Annotating functions and such as it's done in the Linux kernel with
__init
will not scale here since the pager will need routines from
"third-party"
libraries. We can make small changes to the libraries but identifying
and
annotating everything needed by the pager is too much. We would also run into troubles with strings.
I have a couple ideas below that I need help exploring.
What if we do an incremental linking of the entire TEE Core with garbage collect only keeping the entry functions of the pager? Then we would
get an
object file with everything the pager depends on included but not much
more.
It would be easy to put this single object file in a separate part of
the
OP-TEE binary. The procedure would be something like:
Compile everything with -ffunction-sections -fdata-sections ld -i --gc-sections -u pager_entry -o pager_code.o $(objs) $(link-ldadd) $(libgcc) ld $(link-ldflags) pager_code.o $(objs) $(link-ldadd) $(libgcc)

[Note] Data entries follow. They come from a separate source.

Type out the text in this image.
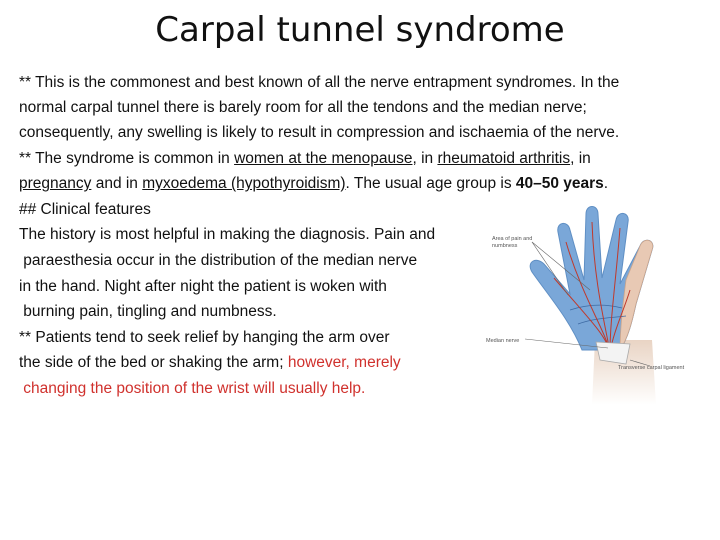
Carpal tunnel syndrome
** This is the commonest and best known of all the nerve entrapment syndromes. In the
normal carpal tunnel there is barely room for all the tendons and the median nerve;
consequently, any swelling is likely to result in compression and ischaemia of the nerve.
** The syndrome is common in women at the menopause, in rheumatoid arthritis, in
pregnancy and in myxoedema (hypothyroidism). The usual age group is 40–50 years.
## Clinical features
The history is most helpful in making the diagnosis. Pain and
paraesthesia occur in the distribution of the median nerve
in the hand. Night after night the patient is woken with
burning pain, tingling and numbness.
** Patients tend to seek relief by hanging the arm over
the side of the bed or shaking the arm; however, merely
changing the position of the wrist will usually help.
Area of pain and
numbness
Median nerve
Transverse carpal ligament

But the problem comes with linking in the rest of the code in the last
step,
we would get lots of multiple defined symbols. We could create a libtee_core.a file where we put all the $(objs) files and the linker
would
only use the needed object files. But we would still have some multiple defined symbols left since each .o file contains more than just one
section.
Any ideas how to solve this?
If you can confirm that the first step correctly produces a kernel with all the pager dependencies, couldn't you wrap all remaining code into a static library and link against that? This would solve the multiple definition issue as the archive members will be pulled in on demand. The only thing you need to ensure is that the granularity is sufficient, i.e., if the linker decides to pull a .o from the static lib, it will pull all contents including symbols that may conflict, but I would expect the -ffunction-sections -fdata-sections to take care of that.
Hmm, I suppose that is what you meant with libtee_core.a?
Yes. :-)
I suppose you can use objcopy to separate .text and .data sections into separate .o files and wrap those up into an archive. There is also --localize-symbol and --weaken-symbol options in objcopy, but I making all symbols weak in libtee_core.a is probably not the way to go.
Is there any way to make sure the conflicts are over .text or .rodata symbols only? That would at least eliminate the duplicate data hazard, leaving only the code bloat due to duplication.
Yes, we could let all .data and .bss go into the pager, but I don't like the code bloat.
Regards, Jens
-- Ard.
Another trick that I know bionic uses for the loader is to prefix all symbols using objcopy --prefix-symbols=... That way, you can work around the multiple definitions, but you may end up with duplicate data which is a bit of a hazard.
-- Ard.
We could perhaps split each .o file into several .o files each with
only one
section. Would it work? Would it make the resulting binary larger or inefficient?
Another option could be to mark all symbols in libtee_core.a and other libaries as weak, but the problem here is that we already have some weak functions in TEE Core so this would break that. Perhaps if it would be possible to have different levels of weakness.
Any ideas are welcome, either along this path or different approaches.